— Не реже, чем на военном, — вставила Бугго, бойко перелистывая электронные странички контракта.
— Это так, к слову. Любой купец должен быть пиратом и контрабандистом, иначе грош цена и ему, и его грузу.
— В смысле? — не понял чин, бывший кадет.
Бугго изволила на миг поднять глаза.
— В смысле, что еда невкусна без соли и специй. Продавать партию подштанников — если предварительно не убить за них десяток-другой конкурентов и не провезти в них тонну-другую злостной контрабанды — просто дурной тон.
— Госпожа Анео немного преувеличивает, — мягко произнес Хугебурка, видя, как покрывается зеленью их собеседник, — однако в общем и целом она совершенно права.

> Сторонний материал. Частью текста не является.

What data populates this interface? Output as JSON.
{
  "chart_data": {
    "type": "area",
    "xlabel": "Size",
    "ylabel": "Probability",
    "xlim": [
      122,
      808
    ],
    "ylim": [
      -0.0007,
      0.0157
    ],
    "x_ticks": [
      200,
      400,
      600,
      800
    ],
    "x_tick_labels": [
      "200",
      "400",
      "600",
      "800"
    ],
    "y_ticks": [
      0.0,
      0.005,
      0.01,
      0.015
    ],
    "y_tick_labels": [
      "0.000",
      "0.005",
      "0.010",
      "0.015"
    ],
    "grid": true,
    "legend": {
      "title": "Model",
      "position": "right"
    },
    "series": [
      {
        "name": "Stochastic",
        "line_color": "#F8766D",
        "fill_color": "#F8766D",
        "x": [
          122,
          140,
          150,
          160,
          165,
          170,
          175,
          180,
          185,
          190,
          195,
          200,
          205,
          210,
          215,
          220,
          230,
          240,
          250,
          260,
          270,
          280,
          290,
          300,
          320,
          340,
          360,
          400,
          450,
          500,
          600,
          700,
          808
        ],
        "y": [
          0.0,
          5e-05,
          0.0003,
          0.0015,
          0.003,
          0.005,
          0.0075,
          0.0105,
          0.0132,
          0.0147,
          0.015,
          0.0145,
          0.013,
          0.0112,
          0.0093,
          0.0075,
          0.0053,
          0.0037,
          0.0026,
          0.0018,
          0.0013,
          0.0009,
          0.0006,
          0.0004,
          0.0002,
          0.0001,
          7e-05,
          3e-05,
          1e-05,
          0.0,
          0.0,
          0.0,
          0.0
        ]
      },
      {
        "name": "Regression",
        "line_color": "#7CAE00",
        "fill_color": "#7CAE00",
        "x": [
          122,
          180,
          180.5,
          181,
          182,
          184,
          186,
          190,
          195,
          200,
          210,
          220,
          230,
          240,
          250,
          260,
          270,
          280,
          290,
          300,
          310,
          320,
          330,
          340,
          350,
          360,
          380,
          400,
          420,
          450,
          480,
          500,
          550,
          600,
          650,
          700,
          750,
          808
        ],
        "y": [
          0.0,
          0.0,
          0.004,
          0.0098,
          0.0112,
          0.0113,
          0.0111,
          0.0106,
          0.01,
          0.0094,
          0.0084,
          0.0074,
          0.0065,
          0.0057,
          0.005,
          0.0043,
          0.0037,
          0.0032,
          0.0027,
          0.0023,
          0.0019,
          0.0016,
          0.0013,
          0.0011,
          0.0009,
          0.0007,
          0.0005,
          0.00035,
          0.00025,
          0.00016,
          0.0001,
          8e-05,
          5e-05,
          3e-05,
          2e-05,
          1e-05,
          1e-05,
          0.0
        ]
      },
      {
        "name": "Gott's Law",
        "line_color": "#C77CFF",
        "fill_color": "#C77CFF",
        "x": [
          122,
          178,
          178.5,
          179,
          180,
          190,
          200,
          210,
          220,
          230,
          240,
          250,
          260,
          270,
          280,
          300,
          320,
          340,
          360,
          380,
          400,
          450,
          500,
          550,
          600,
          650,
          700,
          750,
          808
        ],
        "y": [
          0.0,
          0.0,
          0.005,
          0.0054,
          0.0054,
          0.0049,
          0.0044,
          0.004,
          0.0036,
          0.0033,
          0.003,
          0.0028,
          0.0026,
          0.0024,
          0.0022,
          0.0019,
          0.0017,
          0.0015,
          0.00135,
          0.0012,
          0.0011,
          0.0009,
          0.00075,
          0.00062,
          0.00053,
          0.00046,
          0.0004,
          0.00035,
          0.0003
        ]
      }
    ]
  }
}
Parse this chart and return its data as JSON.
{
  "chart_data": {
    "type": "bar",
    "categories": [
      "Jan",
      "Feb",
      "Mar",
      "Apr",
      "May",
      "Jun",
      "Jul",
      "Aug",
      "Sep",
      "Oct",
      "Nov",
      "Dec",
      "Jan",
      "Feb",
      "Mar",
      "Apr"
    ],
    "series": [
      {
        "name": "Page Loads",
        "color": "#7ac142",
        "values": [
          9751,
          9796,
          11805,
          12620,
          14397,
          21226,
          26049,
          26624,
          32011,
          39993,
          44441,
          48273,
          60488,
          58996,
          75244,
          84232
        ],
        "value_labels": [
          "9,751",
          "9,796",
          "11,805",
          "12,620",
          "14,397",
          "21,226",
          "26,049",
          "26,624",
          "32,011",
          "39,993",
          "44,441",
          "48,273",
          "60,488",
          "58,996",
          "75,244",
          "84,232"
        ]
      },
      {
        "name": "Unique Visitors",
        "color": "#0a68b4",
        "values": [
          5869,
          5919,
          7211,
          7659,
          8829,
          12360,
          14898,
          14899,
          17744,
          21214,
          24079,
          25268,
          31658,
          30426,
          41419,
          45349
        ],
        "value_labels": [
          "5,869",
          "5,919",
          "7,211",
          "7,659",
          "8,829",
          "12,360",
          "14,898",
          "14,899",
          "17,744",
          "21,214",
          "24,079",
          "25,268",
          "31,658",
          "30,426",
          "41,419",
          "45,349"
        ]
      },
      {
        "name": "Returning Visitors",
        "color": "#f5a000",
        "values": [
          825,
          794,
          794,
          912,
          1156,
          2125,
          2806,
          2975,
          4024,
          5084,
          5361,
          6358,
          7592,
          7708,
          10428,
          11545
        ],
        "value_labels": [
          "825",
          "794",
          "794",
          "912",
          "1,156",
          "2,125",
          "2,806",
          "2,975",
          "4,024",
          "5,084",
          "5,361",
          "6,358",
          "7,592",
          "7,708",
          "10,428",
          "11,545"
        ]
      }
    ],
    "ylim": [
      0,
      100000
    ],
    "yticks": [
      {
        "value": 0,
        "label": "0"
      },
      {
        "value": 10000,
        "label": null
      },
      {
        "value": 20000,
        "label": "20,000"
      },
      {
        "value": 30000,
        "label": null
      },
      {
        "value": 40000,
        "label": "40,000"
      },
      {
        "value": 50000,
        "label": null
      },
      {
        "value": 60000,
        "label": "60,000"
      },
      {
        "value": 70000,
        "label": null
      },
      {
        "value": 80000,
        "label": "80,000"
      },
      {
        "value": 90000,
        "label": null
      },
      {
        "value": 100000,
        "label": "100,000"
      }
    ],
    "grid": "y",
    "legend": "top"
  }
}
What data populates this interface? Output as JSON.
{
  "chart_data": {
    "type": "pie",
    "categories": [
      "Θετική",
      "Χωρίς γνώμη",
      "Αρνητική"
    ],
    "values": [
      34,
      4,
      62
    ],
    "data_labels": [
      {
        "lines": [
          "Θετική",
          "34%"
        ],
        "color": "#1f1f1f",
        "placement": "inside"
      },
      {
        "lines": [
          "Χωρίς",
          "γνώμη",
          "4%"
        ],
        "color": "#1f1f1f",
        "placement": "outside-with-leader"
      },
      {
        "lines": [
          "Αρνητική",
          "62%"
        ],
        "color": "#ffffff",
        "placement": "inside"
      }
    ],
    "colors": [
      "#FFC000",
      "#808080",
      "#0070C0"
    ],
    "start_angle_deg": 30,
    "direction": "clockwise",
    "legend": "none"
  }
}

— Нет, фрахт просто сказочный, — объявила Бугго, откладывая планшетку. — Мы берем!
— Как угодно. — И чин начал заполнять документы.
Когда Бугго со своим старшим офицером покидала контору, она спросила:
— А вы, господин Хугебурка, действительно были жутким боцманюгой?
— А что? — осведомился он, вздергивая бровь. — Не верится?
— Почему же? Превосходнейше верится. Лично я сразу почуяла в вас настоящего космоволка…
— Я совершенно не помню этого типа, — признался Хугебурка. — «Стремление». — Он провел рукой по волосам. — Тысяча лет назад!
— Это там, на «Стремлении», вам припаяли преступную халатность, в результате которой погиб офицер? Как ваш капитан, настоятельно рекомендую и дальше не вспоминать этого типа.
И Бугго отправилась на «Ласточку» — обрадовать команду.
* * *
А через два дня на Даланнео появился этот самый Еххем Ерхой. Он отыскал Бугго в одном из баров.
Вертя узкими бедрами в пугающе тугой юбке, Бугго расхаживала вокруг стола, где играли в треугольники и шары, и азартно пускала фигуры, которыми требовалось попасть на определенное поле (каждый цвет означал сколько-то очков).
Несколько завсегдатаев толкались рядом и откровенно рассматривали остренькую девическую грудь Бугго, обтянутую почти прозрачным белым шелком. Еще двое или трое обрели временный смысл существования в том, чтобы задевать капитана «Ласточки» локтями или мимоходом проводить ладонью по ее заду. Поглощенная игрой, Бугго не обращала на это никакого внимания.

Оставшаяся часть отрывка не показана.